Voglio pure osservare la cosa nel modo il più esteso, e concedere che, se non tutti i fondi ricevono esattamente tutto quanto producono, ve ne siano di quelli i quali ricevono anche di più; ma questi sono rarissime eccezioni, e possiamo esser certi che il complesso dei terreni riceve assai meno, tenuto calcolo di quanto vien dalle acque condotto a stagnare e depositarsi nei laghi o nel mare. E questa quantità dev’essere considerevole, poichè i centri che consumano i prodotti agricoli, ossia le città, sono quasi tutte collocate presso i corsi d’acqua, o costeggiano i laghi ed il mare; e colà vanno generalmente a scaricarsi i pozzi neri, e le spazzature delle case e delle strade. Non tutte le città hanno già da secoli, come Milano, una Vettabbia che raccolga le immondizie e le trasporti a dare una favolosa produzione d’erba nei prati marcitorii fuori delle mura; o che abbiano pozzi neri a tenuta di liquido e regolarmente spurgati a profitto dell’agricoltura. Nelle altre città, non dico solo di Italia, ma d’Europa tutta, s’incomincia adesso a raccogliere in appositi canali ed a profitto dei campi, quella immensità di materiali che dapprima versavasi nei corsi d’acqua, a scapito persino della salubrità. — Ma le città non sprecano quanto esse medesime hanno prodotto; esse sprecano gli avanzi della produzione delle campagne; o, in altri termini, le città non rendono ai comuni agricoli tal copia di concimi che valga a compensarli delle carni e dei grani esportati. — E questa storiella camina già da secoli, e vuol caminare ancora per molto tempo. — Si conceda pure all’aria la facoltà di rendere qualche materiale combustibile, di procurarci dell’azoto colla naturale nitrificazione; ma l’atmosfera non ci renderà nè la potassa, nè la calce, nè la silice, nè qualunque altro materiale inorganico incombustibile che le acque trascinarono al mare. Come mai dunque non si è ancora asciugato questo pozzo, la di cui sorgente rimette meno acqua di quanto se ne tolga?

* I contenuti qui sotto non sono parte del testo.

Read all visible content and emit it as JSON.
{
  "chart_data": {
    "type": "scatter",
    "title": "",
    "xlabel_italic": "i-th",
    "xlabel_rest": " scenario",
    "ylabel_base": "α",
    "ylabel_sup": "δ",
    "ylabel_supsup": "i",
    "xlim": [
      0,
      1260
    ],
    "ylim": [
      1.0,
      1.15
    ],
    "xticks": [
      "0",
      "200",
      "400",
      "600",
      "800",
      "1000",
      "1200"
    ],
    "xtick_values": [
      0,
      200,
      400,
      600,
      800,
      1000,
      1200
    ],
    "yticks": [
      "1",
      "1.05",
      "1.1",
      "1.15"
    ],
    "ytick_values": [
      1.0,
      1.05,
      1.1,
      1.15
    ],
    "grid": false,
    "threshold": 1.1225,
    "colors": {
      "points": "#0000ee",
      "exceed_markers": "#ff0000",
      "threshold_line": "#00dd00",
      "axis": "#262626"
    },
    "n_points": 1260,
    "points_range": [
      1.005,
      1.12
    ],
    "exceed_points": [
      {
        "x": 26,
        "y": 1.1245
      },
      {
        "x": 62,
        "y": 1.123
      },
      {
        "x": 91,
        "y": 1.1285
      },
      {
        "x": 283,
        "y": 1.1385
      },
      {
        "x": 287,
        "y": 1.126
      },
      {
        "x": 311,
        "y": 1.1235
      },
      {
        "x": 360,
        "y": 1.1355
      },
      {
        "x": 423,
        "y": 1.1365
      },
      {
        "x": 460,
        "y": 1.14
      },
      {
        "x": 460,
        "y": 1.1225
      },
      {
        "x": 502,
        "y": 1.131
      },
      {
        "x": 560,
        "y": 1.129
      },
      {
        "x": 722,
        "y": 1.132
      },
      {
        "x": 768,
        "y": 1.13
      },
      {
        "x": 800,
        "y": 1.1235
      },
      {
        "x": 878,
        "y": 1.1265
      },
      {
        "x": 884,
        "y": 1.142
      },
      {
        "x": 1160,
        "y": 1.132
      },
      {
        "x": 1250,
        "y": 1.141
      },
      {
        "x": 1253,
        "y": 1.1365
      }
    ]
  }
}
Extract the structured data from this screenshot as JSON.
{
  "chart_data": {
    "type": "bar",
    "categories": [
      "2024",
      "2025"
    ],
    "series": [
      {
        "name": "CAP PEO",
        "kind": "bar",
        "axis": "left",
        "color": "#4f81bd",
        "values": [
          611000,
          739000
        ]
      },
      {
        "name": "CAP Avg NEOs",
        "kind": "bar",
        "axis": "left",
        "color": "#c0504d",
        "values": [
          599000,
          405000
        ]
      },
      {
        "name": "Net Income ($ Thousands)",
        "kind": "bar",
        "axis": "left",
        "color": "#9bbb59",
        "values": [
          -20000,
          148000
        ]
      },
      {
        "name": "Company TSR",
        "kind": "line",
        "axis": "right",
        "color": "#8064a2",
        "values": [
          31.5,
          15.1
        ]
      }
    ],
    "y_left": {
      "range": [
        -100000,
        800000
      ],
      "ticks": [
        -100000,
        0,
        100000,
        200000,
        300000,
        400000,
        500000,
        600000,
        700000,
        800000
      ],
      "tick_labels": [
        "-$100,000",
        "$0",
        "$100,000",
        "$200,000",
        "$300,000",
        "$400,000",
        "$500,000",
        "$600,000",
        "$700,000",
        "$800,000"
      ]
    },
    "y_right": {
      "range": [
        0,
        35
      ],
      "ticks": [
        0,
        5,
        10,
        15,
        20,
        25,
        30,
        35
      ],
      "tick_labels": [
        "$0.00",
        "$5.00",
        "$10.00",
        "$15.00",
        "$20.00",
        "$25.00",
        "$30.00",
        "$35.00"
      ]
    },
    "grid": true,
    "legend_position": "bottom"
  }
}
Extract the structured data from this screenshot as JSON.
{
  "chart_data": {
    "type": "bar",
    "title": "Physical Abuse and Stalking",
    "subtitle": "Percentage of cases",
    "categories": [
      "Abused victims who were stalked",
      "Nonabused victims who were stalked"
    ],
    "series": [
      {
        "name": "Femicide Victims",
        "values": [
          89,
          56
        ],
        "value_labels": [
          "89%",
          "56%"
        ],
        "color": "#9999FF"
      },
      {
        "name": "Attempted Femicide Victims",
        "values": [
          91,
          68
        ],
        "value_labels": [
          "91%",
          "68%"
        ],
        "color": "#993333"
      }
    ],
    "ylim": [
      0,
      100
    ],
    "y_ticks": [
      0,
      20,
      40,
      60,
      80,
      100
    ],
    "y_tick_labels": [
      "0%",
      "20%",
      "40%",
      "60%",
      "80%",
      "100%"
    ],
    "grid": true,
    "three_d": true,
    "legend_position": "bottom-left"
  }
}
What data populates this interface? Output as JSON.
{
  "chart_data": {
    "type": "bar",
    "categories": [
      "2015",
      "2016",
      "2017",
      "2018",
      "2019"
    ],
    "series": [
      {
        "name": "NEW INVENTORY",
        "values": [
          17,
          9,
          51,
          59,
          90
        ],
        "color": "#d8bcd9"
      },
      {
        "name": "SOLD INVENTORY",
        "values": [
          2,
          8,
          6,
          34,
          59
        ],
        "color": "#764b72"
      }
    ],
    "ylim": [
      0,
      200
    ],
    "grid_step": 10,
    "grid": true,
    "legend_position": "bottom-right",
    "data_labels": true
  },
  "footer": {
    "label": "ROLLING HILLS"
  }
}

Allontaniamoci dalla città, e, dai campi coltivati e concimati più o meno secondo le regole teoriche, portiamoci sur una cresta imboscata d’un monte, dove non arrivi altro concime che lo sterco degli uccelli, o di qualche altro animale di passaggio che prende per due e lasci per uno. Su questa cresta imboscata non vi arriva alcun materiale portatovi dalle acque, e, per dippiù, le piogge ogni anno trascinano in basso qualche materiale utile. Da quel bosco si continua da secoli ad esportar legna; e solo vi si lasciano le foglie cadute. Insomma da quella superficie si continua ad esportare senza restituire. Ciò non pertanto se voi interrogate quei montanari, vi diranno che quel bosco, si è fatto sempre migliore; il che vuol dire che fornì sempre qualche cosa di più all’esportazione, pel solo fatto d’avervi sempre lasciate le foglie cadute. — Ma queste foglie non rappresentano esse pure una produzione dello stesso terreno? — Andiamo avanti. — Sopra una superficie, per es., di 1000 metri quadrati d’un terreno qualsiasi, si lasci crescere liberamente per tutto l’anno ogni erba, fosse anche la peggiore, ed a finir del verno, levinsi con un badile tutte le erbe cresciutevi, con una quantità di terra maggiore o minore, secondo che maggiore o minore sia la quantità di materia vegetale prodottasi. Pongasi che questo terreno sia di qualità quasi inerte, che la produzione erbacea siasi pocchissima, e che con essa si possa ogni anno levare soltanto un mezzo centimetro di terra. Avremo cinque metri cubi di terra mista a sostanze vegetali, i quali ammucchiati e rivoltati una volta ogni tre mesi, escluso l’inverno, ci daranno un ottimo terriccio dopo un anno e mezzo circa; e questo, steso all’altezza di 0m25, coprirà una superficie di 20 metri, i quali coltivati, vi produranno quanto il terreno meglio concimato. — Continuate quello scoticamento e l’ammucchiamento per cinquant’anni, ed avrete bonificati, senza aggiungere alcuna sostanza, i primi venticinque centimetri superficiali di terreno, forse più in fretta che non concimando e lavorando come si fa di solito.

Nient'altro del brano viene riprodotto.